I think that this is definitely not true. There are lots of things where an "aha!" moment makes things appear conceptually much simpler after you've internalized the framework, but there are plenty of things in what I consider my area of expertise that are still hard even though I know very well how.
It was an important point in the design of Perl 6, now named Raku. Perl already had first class support for a powerful regex variant, in Raku, they went a step further to consider it for what they really are.
> In Raku, regexes are written in a domain-specific language, i.e. a sublanguage or slang. This page describes this language, and explains how regexes can be used to search for text patterns in strings in a process called pattern matching.
> Fundamentally, Raku regexes are very much like subroutines...
And if they're part of a grammar, they're essentially methods on a class. And a class that can be sub-classed. Or have roles mixed in, consisting of regexes.
No, I think the story is that it's an incredible thing to implement a prime test in a regex. It was a pretty neat thing 20+ years ago when I first saw it and I reckon it's still pretty neat.
The "JAPH" thing was a pretty cool thing too.

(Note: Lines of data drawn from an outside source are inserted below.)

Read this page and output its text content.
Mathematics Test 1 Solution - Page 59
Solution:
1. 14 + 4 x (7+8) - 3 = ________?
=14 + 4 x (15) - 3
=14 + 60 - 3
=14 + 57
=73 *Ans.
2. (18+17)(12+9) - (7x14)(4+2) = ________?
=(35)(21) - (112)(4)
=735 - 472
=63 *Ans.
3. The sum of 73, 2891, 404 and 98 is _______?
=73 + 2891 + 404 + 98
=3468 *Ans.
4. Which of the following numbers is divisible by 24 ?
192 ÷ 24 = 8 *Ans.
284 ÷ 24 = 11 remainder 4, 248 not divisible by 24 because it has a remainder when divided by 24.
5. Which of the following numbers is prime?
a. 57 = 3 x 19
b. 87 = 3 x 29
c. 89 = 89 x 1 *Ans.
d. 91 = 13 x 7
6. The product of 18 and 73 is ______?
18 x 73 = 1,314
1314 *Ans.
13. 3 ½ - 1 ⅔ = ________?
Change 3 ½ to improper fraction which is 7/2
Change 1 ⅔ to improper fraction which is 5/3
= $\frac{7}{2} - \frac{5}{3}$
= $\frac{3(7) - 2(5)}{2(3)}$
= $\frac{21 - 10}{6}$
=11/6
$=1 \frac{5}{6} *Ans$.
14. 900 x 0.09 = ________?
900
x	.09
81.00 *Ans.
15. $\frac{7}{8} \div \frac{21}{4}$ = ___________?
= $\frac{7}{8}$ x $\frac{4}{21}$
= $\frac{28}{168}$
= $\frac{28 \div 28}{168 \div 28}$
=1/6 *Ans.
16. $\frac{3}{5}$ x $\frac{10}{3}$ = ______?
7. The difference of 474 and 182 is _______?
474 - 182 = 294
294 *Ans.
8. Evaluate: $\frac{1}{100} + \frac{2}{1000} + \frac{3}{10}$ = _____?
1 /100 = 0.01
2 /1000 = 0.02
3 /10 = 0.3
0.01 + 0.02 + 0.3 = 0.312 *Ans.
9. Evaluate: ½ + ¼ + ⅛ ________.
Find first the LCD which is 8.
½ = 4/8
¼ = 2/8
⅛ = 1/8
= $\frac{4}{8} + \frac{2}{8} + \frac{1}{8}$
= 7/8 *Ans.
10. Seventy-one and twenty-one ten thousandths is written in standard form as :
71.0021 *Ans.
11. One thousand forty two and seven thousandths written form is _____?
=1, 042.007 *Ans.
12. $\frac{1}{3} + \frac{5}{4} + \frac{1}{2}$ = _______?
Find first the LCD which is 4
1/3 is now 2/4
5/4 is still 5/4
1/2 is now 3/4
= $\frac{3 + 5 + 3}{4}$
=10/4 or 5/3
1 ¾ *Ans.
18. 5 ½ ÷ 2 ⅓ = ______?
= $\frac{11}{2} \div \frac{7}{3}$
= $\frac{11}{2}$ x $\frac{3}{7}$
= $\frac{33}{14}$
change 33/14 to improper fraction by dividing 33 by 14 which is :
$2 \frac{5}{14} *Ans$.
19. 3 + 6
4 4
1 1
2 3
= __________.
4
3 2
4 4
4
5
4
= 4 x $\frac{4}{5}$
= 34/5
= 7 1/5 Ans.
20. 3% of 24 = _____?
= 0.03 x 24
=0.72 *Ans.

perl -e '$a = q 94a75737420616e6f74686572205065726c204861636b65720a9 and ${qq$\x5F$} = q 97265646f9 and s g..g; qq e\x63\x68\x72\x20\x30\x78$&eggee; {eval if $a =~ s e..eqq qprint chr 0x$& and \x71\x20\x71\x71qeexcess}'
It is kind of surprising to hear that regex can do that, but once you see the regex its kind of obvious. Its just checking if the number is 1, or if the number can be represented by 2 or more 1's repeated at least 2 times. Which is literally the definition of a prime (is the number divisible by a number >= 2)
/^(..+?)(?=\1+$)/
Edit: of course, silly me, +? is non-greedy.The regex is not totally trivial, but it's not super sophisticated either: conceptually 'just' a Sieve of Eratosthenes.
(?=(x(x*)).*(?=\1*$)\2+$)(?=(x\1)+(x?(x*)))(?=\4(x(x*?))\1+$)(?=.*(?=(?=\4*$)\4\5+$)(x*?)(?=\3*$)(x?(x*?))(\1+$|$\9))(?=.*(?=(?=\4*$)(?=\6*$)(?=\4\7+$)\6\5+$|$\4)(x*?)(?=\3*$)(x?(x*?))(\1+$|$\13))(?=.*(?=\12\12\9$)(x*?)(?=\3*$)(x?(x*?))(\1+$|$\17))(?*.*?(?=((?=\3*(x?(x*)))\21(x(x*?))\1+$)))(?=.*(?=\23*$)(\23\24+$))(?=.*(?=(?=\21*$)\21\22+$)(x*?)(?=\3*$)(x?(x*?))(\1+$|$\27))(?=.*(?=(?=\21*$)(?=\23*$)(?=\21\24+$)\23\22+$|$\21)(x*?)(?=\3*$)(x?(x*?))(\1+$|$\31))(?=.*(?=\30\30\27$)(x*?)(?=\3*$)(x?(x*?))(\1+$|$\35))(?=.*(?=\26\26)(?=\3*(x*))(\1(x)|))(?=.*(?=\34\34\40)(?=\3*(x*))(\1(x)|))(?=(?=(.*)\13\13\17(?=\6*$)\6\7+$)\44(x+|(?=.*(?!\16)\41|(?!.*(?!\38)\8).*(?=\16$)\41$))(\25\31\31\35){2}\43$)\20|xx?\B|
Source: https://codegolf.stackexchange.com/a/198428> In CS theory, regular languages are a strict subset of context-free languages, but regular expression implementations in mainstream programming languages are more powerful. As noulakaz.net/weblog/2007/03/18/… describes, so-called "regular expressions" can check for prime numbers in unary, which is certainly something that a regular expression from CS theory can't accomplish. – Adam Mihalcin Commented Mar 19, 2012 at 23:50
I saw that by Abigail on comp.lang.perl.misc many moons ago. Here is an article about it: http://test.neilk.net/blog/2000/06/01/abigails-regex-to-test...
As far as I know, she was the genesis of this whole thing.